Cette histoire de blocage d’innovation pour maintenir un marché existant par le ou les dominants n’est pas nouvelle. L’OS dominant 90% du parc mondial aujourd’hui sur les PC de Monsieur Crosoft était une @!#$?* face aux OS Apple, Atari, Commodore il y a quelques dizaines d’années (enfin disons qu’il était sérieusement dépassé). C’est pourtant lui qui a gagné et qui a petit à petit, chaque année, ajouté des fonctionnalités qui existaient pourtant depuis bien longtemps sur ces autres OS (gestion multi disques en série, gestion spooler printer laser, environnement graphique, etc.).
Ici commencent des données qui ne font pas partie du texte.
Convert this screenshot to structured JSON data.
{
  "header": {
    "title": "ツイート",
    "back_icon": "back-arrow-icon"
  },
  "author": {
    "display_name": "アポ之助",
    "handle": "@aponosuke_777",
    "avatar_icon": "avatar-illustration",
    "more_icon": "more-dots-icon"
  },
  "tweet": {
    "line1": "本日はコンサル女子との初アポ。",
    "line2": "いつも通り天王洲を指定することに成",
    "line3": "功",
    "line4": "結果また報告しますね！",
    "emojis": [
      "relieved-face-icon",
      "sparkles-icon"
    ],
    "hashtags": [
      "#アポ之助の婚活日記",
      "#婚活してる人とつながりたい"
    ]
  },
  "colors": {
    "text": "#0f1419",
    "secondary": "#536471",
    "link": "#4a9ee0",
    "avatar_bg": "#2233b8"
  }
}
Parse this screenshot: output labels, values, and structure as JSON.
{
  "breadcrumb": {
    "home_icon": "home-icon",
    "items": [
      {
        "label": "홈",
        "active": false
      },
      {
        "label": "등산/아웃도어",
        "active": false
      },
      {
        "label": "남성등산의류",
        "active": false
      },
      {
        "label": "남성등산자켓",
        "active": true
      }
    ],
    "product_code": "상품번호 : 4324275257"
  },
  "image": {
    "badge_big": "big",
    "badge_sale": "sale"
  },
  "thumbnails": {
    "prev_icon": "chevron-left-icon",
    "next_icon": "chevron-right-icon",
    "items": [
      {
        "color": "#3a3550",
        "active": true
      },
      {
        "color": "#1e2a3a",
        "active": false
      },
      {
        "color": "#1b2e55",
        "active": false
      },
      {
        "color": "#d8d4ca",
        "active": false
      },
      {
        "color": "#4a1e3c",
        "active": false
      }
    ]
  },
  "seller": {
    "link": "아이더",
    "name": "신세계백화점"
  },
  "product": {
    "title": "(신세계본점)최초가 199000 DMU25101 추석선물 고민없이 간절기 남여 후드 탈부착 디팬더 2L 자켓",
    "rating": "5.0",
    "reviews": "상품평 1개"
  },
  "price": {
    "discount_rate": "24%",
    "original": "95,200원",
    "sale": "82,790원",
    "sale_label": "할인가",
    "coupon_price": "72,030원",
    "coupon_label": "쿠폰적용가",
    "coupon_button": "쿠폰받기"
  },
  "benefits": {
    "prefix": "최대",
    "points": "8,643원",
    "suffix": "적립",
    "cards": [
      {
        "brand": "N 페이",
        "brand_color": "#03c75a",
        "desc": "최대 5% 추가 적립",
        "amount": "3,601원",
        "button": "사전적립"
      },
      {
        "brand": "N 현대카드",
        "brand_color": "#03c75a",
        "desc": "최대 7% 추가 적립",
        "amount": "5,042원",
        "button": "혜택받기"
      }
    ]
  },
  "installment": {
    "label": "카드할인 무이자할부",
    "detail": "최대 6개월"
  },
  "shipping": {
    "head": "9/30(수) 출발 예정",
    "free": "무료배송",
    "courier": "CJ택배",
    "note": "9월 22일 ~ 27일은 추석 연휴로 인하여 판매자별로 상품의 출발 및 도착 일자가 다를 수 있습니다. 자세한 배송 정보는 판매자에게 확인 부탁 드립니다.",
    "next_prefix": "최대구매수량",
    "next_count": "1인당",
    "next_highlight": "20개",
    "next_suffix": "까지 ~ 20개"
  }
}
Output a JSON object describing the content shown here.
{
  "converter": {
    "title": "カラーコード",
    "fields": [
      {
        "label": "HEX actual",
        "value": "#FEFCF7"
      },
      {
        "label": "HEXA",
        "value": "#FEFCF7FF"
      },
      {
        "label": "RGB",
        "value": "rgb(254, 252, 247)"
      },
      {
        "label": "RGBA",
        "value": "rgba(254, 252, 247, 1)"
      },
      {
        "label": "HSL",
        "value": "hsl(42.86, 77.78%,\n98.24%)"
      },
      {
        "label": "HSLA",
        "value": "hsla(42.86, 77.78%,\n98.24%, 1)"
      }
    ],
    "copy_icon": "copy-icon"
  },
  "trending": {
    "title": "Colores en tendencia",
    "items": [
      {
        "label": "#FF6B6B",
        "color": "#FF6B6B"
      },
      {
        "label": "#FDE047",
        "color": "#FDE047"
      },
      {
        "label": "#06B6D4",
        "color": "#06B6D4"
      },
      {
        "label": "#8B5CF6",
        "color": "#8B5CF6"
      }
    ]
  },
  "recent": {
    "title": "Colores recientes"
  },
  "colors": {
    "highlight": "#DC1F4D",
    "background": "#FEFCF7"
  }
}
Business is business, celui qui a le plus gros compte en banque peut acheter les médias (par la publicité), les distributeurs et surtout les sociétés concurrentes innovantes pour ensuite les étouffer (le cas ce jour de FaceBook rachetant je ne sais plus qui est flagrant) puis exploiter le jour venu l’innovation en question. Peut-on en vouloir à Apple (par exemple !) de manœuvrer de la sorte ? Certes non. Car le piège dans lequel se trouve Apple (idem pour Google) est d’avoir aujourd’hui un tel parc matériel installé qu’il est difficile de sortir un nouvel OS mieux fagoté sans remettre en cause la compatibilité ascendante et descendante de toute sa gamme. Dire aux millions de possesseurs d’iPads et d’iPhones aujourd’hui « désolé les gars, on revoit la copie, on peut mieux faire mais ça sera incompatible avec tout ce que vous nous avez acheté » est impossible. Alors on continue avec un système (certes très bon !) mais qui est déjà dépassé dans les faits et qui déjà est vieillissant (idem pour le noyau Android).
Celui qui gagne et domine n’a pas forcément la meilleure solution technique, qu’il s’agisse de Smartphone, d’automobile, de réfrigérateurs ou autre. Par contre, il fait le marché et décide de ce qu’on pourra se mettre sous la dent au noël prochain.